In October, the company was granted full approval by the Food and Drug Administration (FDA) to start using Veklury (remdesivir) to treat patients with COVID-19. This drug generated $2.8 billion in sales for Gilead last year. Furthermore, GILD can generate high-profit margins with its HIV and hepatitis C portfolios, as these drugs only require a small sales force and inexpensive manufacturing. The firm offers several single-tablet treatments for HIV. Its next-generation HIV offerings, Biktarvy and Genvoya, are helping to grow market share, too.
AbbVie
- Dividend yield: 4.5%
- Market value: $203.9 billion
- POWR Ratings overall rating: B (Buy)
- POWR Ratings average broker rating: 1.54
AbbVie (ABBV, $115.45) is another drug company with strong exposure to immunology and oncology. The company's best performing drug, Humira, accounts for nearly 37 percent of ABBV's total revenues.

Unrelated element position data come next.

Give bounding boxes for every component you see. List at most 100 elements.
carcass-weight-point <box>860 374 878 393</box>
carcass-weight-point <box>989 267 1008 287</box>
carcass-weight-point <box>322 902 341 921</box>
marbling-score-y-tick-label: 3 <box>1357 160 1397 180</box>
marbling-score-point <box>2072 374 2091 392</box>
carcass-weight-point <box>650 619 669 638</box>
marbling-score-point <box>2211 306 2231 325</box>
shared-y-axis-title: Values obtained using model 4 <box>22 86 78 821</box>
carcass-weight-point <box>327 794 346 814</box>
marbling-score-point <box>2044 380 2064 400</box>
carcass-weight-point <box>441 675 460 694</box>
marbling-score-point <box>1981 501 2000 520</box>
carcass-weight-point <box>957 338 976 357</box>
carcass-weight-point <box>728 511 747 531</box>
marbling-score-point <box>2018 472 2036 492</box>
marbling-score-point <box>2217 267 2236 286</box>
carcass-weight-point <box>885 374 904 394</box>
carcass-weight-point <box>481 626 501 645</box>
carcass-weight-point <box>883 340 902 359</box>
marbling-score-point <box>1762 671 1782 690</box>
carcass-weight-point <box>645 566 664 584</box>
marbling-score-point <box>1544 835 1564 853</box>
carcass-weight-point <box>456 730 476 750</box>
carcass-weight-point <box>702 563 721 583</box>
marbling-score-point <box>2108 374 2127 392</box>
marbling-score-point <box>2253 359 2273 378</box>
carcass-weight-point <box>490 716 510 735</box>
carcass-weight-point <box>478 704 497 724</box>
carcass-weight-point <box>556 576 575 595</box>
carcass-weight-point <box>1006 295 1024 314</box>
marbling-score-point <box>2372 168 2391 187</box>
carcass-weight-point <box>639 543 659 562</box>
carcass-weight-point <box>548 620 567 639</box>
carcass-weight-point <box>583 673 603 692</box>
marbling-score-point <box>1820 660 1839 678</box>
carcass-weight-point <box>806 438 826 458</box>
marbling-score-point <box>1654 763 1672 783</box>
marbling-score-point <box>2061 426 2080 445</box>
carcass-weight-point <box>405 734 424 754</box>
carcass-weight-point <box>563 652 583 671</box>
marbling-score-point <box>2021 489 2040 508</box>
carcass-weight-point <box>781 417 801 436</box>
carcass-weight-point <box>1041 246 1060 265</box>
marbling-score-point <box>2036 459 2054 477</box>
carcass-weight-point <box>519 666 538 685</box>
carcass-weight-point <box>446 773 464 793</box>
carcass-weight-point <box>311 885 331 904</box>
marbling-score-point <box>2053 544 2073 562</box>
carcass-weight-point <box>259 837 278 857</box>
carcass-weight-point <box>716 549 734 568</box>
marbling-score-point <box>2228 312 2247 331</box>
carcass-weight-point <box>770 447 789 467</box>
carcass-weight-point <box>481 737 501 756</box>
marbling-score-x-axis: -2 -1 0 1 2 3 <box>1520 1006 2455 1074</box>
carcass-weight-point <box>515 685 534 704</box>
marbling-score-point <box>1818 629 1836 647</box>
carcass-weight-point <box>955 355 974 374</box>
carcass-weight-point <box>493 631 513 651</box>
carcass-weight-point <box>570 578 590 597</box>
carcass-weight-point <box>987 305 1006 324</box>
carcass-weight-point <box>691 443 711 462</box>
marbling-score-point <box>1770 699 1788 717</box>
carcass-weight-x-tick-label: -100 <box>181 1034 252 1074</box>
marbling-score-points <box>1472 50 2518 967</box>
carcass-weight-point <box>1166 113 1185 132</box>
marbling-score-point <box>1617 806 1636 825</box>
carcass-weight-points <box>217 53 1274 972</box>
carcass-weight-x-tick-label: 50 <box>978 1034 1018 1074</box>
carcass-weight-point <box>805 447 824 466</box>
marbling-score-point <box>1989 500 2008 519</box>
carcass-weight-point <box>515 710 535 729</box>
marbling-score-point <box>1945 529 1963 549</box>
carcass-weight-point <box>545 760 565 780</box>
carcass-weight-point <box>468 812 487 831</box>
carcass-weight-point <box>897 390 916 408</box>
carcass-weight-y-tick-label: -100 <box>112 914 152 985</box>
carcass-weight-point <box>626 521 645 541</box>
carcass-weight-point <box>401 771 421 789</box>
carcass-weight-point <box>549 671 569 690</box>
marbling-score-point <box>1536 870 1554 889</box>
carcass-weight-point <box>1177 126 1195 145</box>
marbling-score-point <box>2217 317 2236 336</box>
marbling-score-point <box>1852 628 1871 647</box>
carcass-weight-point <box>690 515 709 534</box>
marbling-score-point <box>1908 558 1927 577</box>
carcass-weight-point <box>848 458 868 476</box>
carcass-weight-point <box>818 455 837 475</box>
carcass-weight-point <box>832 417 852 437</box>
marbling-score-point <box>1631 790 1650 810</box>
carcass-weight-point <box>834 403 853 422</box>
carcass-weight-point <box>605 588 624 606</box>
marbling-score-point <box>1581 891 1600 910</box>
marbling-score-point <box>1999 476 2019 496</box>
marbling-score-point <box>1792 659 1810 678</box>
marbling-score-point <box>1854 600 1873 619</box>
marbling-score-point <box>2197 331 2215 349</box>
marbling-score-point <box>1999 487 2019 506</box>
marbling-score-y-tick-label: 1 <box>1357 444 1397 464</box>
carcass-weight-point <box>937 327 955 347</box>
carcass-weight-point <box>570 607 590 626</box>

The company acquired Botox maker Allergan in May 2020, and the business transformed ABBV's portfolio by reducing its dependence on Humira, its flagship product.
The firm's popular cancer treatment, Imbruvica, and its newest immunology drugs, Rinvoq and Skyrizi, make it well-positioned for long-term growth. So far, the 2 immunology drugs are doing well beyond expectations. The company has also been able to expand labels of Imbruvica and another cancer drug, Venclexta. Plus, the firm has a strong late-stage pipeline with several candidates that have blockbuster potential. Still, though, Humira continues to drive revenues. The drug is currently approved for 10 indications in the U.S., and sales have increased consistently due to strong demand trends. The drug is seeing especially impressive domestic growth in the dermatology and gastroenterology markets.